Convém referir que, apesar deste quadro (ainda) idílico, na Alemanha um cineasta introduziu num filme um pormenor que deixa bastante perturbada toda a gente que o descobre no nosso tempo pós-2001 - em "O Testamento do Dr. Mabuse" (1932), de Lang, há um "master criminal" (Lang pensou em Hitler, agora toda a gente pensa, com boas razões, em Bin Laden) que preconiza uma estratégia de terror "global", da qual faz parte a utilização de aviões de passageiros de modo não muito diferente ao que aconteceu em Nova Iorque; o velho Lang era tão pessimista que foi quem mais próximo esteve de adivinhar o 11/9, setenta anos antes.

A passagem do avião a instrumento de catástofe dá-se, naturalmente, com a sua própria evolução tecnológica, o aumento das dimensões e da capacidade de passageiros, e a banalização dos transportes aéreos comerciais. Passa-se da "idade do piloto" (o herói) à "idade do passageiro", que, transportado dentro dum contentor gigante, é reduzido à mais completa impotência - a perfeita vítima desprotegida. Especialmente conhecedor de tudo o que podia meter medo, Alfred Hitchcock concebeu porventura o primeiro dos mais espectaculares acidentes cinematográficos de avião: em 1940, em "Correspondente de Guerra", num plano único e "subjectivo" captado de dentro do cockpit, o espectador experimentava o impacto de um avião com o mar (através de um dispositivo tão simples como engenhoso: a visão para fora do cockpit era dada por uma "transparência", e por trás do ecran havia um tanque cheio de água, que era aberto no momento do impacto, assim inundado o décor).
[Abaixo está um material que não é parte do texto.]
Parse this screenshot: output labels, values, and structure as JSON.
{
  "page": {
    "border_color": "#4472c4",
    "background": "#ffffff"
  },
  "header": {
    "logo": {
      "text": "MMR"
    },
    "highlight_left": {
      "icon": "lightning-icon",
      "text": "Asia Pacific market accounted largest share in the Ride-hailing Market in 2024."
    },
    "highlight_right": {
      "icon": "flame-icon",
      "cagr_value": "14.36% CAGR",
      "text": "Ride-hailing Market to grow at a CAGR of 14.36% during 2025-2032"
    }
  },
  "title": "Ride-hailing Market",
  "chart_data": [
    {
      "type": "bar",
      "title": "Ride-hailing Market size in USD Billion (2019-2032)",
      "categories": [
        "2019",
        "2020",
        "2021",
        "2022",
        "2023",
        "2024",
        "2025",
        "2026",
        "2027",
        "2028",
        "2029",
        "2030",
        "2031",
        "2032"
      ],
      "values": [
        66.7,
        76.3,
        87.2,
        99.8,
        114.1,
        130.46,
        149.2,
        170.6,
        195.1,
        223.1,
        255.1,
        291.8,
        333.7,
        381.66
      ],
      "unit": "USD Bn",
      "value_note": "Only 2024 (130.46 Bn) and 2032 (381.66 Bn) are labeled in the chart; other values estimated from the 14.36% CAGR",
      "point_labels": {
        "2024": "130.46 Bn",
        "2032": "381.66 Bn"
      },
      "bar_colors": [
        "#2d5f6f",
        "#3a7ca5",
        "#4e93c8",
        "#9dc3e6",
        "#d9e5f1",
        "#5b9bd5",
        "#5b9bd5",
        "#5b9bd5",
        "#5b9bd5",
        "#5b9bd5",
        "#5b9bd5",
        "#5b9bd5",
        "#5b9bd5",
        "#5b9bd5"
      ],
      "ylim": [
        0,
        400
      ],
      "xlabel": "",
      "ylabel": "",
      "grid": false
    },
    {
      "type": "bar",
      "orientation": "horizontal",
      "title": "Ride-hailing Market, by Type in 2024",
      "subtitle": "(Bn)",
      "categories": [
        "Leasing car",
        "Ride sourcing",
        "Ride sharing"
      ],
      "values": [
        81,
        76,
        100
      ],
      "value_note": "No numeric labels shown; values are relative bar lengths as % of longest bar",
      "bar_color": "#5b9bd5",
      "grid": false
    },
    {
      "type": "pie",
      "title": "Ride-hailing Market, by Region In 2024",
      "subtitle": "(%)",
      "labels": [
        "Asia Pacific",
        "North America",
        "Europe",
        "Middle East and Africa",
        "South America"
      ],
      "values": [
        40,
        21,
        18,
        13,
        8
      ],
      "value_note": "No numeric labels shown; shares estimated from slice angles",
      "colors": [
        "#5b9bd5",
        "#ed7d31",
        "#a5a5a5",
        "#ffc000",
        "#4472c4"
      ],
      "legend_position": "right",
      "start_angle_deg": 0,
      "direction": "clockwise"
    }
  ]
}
Os filmes-catástrofe dos anos 60 e 70, sobretudo a série dos "Aeroportos" ("1975", "1977", 1979"...) acompanha esta evolução no tamanho dos aviões mas também esse efeito paradoxal de desprotecção, onde aos seres humanos, encerrados em algo que pode ser o seu túmulo, nada resta se não depositarem-se nas mãos sabem lá de quem. Um filme como o recente "Flightplan" (mauzinho, mas porventura o primeiro "filme de aviões" pós 11/9) acentua esta disposição: por cada vez maior e mais seguro que seja, um avião é sempre um sítio onde o passageiro está "perdido". Ainda assim, e noutro contexto, vale a pena fazer referência a um filme como "Fight Club", de David Fincher (1999), perturbante articulação de um "medo de voar" (uma bastante convincente encenação de um acidente de avião, do ponto de vista do passageiro) com imagens de destruição que fazem lembrar qualquer coisa: o "business district" de uma grande cidade a ser implodido. Não se pode dizer que Fincher não tenha andado lá perto.